"J'espère qu'il y a un mort." : vous, quand la belle-mère appelle à 1h du mat', ou devant la bande-annonce de The Drama, qui mise absolument tout sur la révélation atroce qui doit mettre ce joli couple plus bas que terre... Sans rien vous spoiler (tout le film tient dessus, on évitera de vous gâcher le plaisir), on avait présagé du fameux secret en s'attendant "au pire", mais c'est un compliment, car en-dessous de pareille gravité, le film n'aurait pas été aussi intéressant. Comme dans Festen (qu'on vous encourage à rattraper d'urgence), tout le film tient sur une seule révélation qui remet en question une cérémonie qui devrait être joyeuse, mais vire à la soupe à la grimace, avec des acteurs viscéraux. Le binôme Zendaya (la bonne bouille qui laisse transparaître sa fragilité : l'excellence de la première saison d'Euphoria est encore là) et Robert Pattinson (est-il encore besoin d'affirmer son jeu d'acteur parfait, après The Rover, The Lighthouse et Die My Love, vraiment ?) est un petit prodige qui mérite le détour. Évidemment, la plupart de la salle de cinéma est là pour "autre chose que l'intrigue", on en veut pour preuve le râle affamé général qui a retenti lors de la scène de fesses arrêtée trop tôt (vite, un baquet d'eau froide pour le dernier rang). Mais pour les autres "moins absorbés par le faciès des acteurs" (oui, ils sont canons, mais il faut prétendre que l'on vient pour autre chose, alors prétendons), vous conviendrez que, très vite après la révélation, le silence devient pesant, les mimiques des acteurs se décryptent (et si les excuses étaient bidons, et si l'amour aveuglait, et si le repentir existait vraiment ?), les émotions se vivent en même temps que les deux partis coincés dans ce couple, pris en étau d'un secret gênant.
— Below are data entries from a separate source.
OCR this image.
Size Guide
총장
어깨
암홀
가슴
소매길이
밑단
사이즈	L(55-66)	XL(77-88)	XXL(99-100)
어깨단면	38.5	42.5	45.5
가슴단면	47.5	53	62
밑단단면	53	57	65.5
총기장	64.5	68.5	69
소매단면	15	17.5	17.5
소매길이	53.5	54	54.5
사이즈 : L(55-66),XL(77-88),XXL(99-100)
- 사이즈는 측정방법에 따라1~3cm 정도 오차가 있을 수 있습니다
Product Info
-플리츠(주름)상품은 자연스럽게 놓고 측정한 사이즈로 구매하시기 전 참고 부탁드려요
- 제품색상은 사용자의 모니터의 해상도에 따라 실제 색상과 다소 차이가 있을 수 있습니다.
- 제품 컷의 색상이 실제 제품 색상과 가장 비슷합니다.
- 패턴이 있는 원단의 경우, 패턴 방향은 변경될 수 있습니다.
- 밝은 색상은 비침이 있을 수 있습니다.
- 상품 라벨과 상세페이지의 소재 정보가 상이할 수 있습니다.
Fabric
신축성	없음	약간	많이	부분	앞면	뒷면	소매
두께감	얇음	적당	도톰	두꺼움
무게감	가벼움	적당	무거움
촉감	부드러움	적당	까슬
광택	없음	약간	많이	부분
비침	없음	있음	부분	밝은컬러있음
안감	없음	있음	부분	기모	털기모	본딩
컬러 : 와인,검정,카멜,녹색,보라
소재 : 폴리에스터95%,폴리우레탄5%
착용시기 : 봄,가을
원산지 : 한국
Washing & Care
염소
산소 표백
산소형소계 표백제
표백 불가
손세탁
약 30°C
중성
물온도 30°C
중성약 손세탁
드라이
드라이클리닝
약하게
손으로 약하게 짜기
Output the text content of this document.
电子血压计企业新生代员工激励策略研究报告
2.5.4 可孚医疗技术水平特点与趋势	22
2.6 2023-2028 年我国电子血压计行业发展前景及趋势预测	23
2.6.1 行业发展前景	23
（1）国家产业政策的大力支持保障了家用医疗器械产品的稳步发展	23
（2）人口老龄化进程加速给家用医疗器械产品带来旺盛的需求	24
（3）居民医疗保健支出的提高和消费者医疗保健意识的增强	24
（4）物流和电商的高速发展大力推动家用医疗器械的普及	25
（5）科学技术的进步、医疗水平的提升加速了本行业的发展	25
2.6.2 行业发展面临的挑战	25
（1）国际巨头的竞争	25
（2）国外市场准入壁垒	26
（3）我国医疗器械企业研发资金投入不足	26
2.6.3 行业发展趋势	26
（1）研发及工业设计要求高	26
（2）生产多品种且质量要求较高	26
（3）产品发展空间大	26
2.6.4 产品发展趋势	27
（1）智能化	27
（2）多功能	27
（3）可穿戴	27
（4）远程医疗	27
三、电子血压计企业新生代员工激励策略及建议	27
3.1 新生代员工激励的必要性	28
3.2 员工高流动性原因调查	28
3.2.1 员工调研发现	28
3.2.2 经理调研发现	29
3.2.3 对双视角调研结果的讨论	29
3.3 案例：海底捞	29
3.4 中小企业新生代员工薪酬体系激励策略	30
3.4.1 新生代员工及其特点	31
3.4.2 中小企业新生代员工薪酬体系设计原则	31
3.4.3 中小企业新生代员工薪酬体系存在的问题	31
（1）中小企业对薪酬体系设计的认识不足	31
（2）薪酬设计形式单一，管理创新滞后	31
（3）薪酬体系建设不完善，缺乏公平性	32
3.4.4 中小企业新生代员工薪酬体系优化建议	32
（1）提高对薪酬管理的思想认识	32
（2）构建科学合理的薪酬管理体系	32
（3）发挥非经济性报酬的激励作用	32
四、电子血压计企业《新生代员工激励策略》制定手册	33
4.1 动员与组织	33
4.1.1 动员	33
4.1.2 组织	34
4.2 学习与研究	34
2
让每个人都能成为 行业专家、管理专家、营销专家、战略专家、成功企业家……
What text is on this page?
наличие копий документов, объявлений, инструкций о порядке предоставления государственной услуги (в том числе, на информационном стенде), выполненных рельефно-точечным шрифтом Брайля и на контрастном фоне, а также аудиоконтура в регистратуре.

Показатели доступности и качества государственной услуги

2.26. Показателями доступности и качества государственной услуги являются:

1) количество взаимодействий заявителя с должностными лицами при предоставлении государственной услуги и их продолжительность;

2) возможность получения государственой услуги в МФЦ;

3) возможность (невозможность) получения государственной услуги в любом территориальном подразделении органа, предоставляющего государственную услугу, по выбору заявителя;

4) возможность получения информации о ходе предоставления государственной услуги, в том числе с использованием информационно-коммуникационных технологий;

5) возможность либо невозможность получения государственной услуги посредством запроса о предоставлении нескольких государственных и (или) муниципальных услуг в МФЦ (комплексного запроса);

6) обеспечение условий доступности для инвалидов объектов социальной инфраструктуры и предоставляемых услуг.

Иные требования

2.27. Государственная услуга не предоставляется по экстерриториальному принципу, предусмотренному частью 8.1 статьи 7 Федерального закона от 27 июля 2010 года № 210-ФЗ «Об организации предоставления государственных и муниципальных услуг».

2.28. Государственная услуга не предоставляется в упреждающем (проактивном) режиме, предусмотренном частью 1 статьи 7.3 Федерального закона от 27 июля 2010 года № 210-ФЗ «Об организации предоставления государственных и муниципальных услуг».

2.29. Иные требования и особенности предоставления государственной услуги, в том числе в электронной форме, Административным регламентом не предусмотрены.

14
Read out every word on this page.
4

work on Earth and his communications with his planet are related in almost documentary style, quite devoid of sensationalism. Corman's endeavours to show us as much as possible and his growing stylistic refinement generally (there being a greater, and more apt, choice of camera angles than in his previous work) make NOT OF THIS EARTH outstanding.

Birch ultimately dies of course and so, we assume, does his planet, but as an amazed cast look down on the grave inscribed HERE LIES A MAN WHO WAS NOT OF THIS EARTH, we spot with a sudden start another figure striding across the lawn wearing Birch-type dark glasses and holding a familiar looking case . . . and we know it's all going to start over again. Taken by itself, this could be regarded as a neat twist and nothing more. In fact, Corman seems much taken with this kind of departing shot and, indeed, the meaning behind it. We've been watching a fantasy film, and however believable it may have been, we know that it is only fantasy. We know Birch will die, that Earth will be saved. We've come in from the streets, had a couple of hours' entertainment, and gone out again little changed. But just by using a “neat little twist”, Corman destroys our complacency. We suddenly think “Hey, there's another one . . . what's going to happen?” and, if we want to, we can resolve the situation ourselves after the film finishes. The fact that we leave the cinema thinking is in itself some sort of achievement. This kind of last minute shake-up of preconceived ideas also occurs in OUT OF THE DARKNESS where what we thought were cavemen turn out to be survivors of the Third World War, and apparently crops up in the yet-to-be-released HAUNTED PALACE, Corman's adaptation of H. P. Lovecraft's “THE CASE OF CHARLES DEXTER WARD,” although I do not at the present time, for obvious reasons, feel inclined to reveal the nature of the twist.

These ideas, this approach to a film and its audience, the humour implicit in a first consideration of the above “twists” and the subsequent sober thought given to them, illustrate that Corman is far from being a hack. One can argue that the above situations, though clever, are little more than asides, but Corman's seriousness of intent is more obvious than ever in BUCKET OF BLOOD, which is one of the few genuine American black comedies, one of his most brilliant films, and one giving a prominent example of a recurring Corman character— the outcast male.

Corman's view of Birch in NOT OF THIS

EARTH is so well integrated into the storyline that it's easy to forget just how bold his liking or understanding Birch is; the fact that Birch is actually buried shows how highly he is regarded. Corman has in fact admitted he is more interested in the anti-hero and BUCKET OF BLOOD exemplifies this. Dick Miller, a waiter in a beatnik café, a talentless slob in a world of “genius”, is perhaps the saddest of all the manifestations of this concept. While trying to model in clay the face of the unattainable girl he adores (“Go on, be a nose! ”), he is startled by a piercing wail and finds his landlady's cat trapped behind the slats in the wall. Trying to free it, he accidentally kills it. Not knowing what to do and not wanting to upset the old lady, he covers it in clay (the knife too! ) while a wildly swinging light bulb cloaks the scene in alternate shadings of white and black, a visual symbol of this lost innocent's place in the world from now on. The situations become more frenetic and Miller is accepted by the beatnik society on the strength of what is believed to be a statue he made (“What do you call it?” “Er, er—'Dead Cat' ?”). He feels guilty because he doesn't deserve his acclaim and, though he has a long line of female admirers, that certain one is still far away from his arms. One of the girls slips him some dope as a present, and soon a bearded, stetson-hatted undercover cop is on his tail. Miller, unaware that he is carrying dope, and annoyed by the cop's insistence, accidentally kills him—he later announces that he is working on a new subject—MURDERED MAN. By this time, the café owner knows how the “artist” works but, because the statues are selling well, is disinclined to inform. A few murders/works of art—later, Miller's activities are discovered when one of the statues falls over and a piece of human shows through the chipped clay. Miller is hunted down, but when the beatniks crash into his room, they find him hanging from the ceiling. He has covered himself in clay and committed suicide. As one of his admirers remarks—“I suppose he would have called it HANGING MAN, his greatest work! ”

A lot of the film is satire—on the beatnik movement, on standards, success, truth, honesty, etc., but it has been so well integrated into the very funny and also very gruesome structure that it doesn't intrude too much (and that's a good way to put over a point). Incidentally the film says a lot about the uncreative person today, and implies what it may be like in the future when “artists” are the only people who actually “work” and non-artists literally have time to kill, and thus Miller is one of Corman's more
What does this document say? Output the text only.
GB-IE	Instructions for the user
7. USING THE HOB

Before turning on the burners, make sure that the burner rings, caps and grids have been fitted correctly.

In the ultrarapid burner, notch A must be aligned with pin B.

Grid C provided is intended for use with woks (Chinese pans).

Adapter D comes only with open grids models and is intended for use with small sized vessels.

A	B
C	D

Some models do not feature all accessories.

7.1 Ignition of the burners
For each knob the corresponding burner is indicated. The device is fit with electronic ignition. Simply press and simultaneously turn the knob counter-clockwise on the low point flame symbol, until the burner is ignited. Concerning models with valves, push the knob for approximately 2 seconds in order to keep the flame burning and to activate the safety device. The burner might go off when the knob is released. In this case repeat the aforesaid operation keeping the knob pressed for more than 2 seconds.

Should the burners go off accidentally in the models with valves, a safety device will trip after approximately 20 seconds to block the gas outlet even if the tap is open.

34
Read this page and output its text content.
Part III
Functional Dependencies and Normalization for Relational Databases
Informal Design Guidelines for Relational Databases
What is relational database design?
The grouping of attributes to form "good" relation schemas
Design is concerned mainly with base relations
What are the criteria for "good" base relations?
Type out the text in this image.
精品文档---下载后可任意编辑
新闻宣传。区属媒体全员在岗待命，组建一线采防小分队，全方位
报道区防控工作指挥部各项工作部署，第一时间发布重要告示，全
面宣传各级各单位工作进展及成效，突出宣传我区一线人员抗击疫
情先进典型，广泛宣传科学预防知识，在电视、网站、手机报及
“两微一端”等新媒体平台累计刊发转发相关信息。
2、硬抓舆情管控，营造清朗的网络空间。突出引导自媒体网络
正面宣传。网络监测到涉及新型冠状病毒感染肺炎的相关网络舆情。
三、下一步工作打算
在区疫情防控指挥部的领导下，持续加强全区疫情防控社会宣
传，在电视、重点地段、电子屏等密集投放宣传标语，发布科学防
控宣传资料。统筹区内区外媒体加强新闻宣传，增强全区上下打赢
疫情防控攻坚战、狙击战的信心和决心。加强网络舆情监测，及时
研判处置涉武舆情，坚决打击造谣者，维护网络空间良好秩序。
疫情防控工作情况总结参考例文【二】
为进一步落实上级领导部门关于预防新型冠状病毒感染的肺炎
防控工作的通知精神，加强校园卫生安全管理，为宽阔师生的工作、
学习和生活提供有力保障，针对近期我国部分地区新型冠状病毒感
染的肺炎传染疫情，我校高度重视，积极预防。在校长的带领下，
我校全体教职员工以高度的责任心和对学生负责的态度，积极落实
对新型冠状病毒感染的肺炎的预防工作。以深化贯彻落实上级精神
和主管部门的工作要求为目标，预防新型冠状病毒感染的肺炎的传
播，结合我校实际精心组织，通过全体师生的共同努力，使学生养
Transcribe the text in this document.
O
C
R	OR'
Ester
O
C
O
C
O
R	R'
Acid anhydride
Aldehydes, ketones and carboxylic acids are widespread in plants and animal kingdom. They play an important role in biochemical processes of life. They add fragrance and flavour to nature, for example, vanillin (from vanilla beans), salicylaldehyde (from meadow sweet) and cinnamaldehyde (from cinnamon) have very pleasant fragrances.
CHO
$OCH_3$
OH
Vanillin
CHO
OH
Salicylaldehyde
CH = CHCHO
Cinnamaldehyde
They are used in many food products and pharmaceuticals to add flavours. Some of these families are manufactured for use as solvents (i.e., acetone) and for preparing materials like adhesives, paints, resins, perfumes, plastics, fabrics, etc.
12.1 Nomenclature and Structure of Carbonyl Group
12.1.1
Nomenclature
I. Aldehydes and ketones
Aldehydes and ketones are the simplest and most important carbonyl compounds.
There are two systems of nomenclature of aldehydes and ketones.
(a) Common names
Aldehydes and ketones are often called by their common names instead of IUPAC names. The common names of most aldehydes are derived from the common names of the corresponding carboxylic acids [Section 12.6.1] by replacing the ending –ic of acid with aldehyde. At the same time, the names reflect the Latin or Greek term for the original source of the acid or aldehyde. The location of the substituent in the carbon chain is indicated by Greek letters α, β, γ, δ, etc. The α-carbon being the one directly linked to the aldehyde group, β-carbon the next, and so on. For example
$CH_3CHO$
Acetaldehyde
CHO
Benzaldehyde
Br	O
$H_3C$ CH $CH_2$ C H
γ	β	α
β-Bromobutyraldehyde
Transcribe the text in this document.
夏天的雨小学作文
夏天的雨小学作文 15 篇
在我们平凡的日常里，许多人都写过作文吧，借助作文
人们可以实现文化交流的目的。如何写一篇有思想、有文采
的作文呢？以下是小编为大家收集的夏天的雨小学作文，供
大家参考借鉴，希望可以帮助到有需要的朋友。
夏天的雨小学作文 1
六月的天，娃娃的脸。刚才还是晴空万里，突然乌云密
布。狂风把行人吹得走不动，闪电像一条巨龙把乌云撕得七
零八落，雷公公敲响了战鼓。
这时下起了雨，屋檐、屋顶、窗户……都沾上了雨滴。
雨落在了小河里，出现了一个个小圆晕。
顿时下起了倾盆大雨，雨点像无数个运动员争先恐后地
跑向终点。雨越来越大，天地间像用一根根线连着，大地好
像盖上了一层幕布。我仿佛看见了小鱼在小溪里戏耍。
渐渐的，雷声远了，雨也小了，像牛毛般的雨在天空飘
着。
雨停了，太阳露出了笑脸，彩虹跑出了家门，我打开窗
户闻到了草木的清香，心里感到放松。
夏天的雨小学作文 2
Le film a une intelligence assez inattendue quant au fameux secret, arguant d'abord l'argument de la
dépression
(on commence donc à nuancer l'idée ultra-malveillante, et ceux qui crient au scandale "de l'excuse facile" auront juste eu la chance de ne jamais connaître le fond du trou mental : pour les autres, vous savez.), qui est rapidement contre-balancée par les
"attaques" assez faibles contre l'étudiante
(soit elle ne nous dit pas tout, soit... Oh mince, elle l'a fait par conviction, ça change tout), puis par l'idée du repentir. Jusqu'à quel point a-t-on droit à une nouvelle chance, un "failli" est-il aussi grave qu'un "j'ai fait" ? Qu'est-ce que cela dit de notre personnalité, quelle place la parano prend-elle sur cette perche tendue pour revoir différemment nos souvenirs avec nos proches (on réinterprète tout de travers, on psychote...) ? Bref, qu'est-ce qu'un secret enfoui peut dire d'une relation humaine ? Dans le genre, The Drama se rapproche plus d'un Festen, préférant voir la bonté (la possibilité de
repartir à zéro, avec honnêteté
, dans une dernière scène vraiment touchante) que la fin attristante et le manque de compréhension du repentir (à la Snow Therapy), ce qu'on craignait carrément du studio A24. Outre son sujet de société ultra-pertinent (on n'en dira rien, pour vous garder la surprise, mais : le sujet questionne beaucoup la société américaine moderne), outre son binôme d'acteurs juste parfaits (encore un "Hurray !!!" pour Zendaya et Pattinson, toujours à 1000% quel que soit le rôle), The Drama est une histoire d'amour, une vraie, qui se passe des niaiseries pour voir jusqu'où vous vous iriez pour garder votre bien-aimé(e). Et si l'on change d'avis quinze fois en cours de film sur la culpabilité / la nuance du drame, c'est qu'on tient un petit bijou d'intelligence et ultra-bien interprété. Après l'anniversaire de Festen, faites péter le champagne du mariage chaotique, avec ce The Drama plus que réussi. Vive les morts (yeah).